Autenticità intesa come libertà da sé stesso, perché come si è visto in precedenza, spesse volte un uomo mente a sé stesso per fuggire dalla realtà.
L’uomo autentico è quindi l’uomo libero “da ogni servilismo esteriore, che non si inchina a baciare la mano di nessuno, né desidera che qualcuno si inchini a baciare la sua, atteggiamenti che contrassegnano l’esistenza all’insegna del potere e non della libertà.
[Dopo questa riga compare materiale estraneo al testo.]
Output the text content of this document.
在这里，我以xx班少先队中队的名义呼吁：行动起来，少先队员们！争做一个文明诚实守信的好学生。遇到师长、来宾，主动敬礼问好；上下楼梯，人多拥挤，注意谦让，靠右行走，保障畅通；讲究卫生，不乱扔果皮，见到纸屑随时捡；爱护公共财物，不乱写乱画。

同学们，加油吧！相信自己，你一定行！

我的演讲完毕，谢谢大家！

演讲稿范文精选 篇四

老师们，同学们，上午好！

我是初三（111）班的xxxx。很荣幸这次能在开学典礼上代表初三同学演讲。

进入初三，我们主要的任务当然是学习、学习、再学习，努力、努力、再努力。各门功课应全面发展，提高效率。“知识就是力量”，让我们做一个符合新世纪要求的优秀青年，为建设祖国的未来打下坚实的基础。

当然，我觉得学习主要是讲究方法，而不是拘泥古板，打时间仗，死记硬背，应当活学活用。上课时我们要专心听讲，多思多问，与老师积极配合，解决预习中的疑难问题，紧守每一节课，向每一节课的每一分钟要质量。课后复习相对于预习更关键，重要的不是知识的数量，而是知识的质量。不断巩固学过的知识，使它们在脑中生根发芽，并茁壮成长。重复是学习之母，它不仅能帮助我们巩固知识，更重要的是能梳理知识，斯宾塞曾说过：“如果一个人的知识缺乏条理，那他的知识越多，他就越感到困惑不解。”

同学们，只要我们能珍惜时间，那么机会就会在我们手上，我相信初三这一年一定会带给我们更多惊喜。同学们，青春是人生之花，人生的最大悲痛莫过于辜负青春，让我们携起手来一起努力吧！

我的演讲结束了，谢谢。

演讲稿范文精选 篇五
Ed è libero da ogni servilismo interiore, ripulisce la mente da parole e concetti uditi da altri, se non ne è fermamente convinto”.
Un uomo autentico è colui che non obbedisce, pensa.
“Ma pensa per cercare di obbedire alla verità, perché sa che la più dura prigionia è quella verso sé stessi e che essa può essere sconfitta solo da un amore più grande di quello verso se stessi, l’amore, appunto, per la verità”, per il bene e per la giustizia.
Conclusione
Nel teatro della vita siamo circondati da infiniti ostacoli che ci spingono ad essere inautentici.
Dal mentire a noi stessi per rendere meno amara la vita reale fino all’inconscio collettivo che ci vorrebbe tutti uguali, ovvero soggetti che hanno un sistema di valori (come denaro e potere) e desideri (come l’ultimo modello di smartphone, le scarpe alla moda, l’auto di lusso) tutti standardizzati.
Il risultato è che siamo degli esseri umani assopiti, incatenati, siamo degli zombie che vanno avanti in modo macchinoso, senza mai dubitare di nulla.
Siamo troppo egoisti, troppo concentrati su noi stessi e sulle nostre vite, troppo impegnati ad apparire in un certo modo agli occhi degli altri.
Non siamo liberi.
E di conseguenza non viviamo una vita autentica.
Se solo volessimo, avremmo il potere di cambiare il mondo, per davvero.
Dovremmo svegliarci da quel torpore e tornare ad essere liberi, perché per dirla con le celebri parole dell’Ulisse dantesco, “alla luce della nostra essenza di uomini, la vita è quella vissuta all’insegna del bene (virtute) e dell’amore per la verità (canoscenza)”.
Dovremmo quindi metterci in viaggio alla ricerca dell’autenticità, un viaggio che inizia dall’uscita da sé, necessaria per potersi spogliare di tutte le menzogne e le bugie, e procede verso la realtà, verso la ricerca della verità che non può far altro che condurre alla vera essenza del sé, alla vera essenza del mondo.
E se riuscissimo a sentirci davvero parte di questa essenza, anche solo per un istante, ci renderemmo conto di quanto possa essere meraviglioso questo mondo.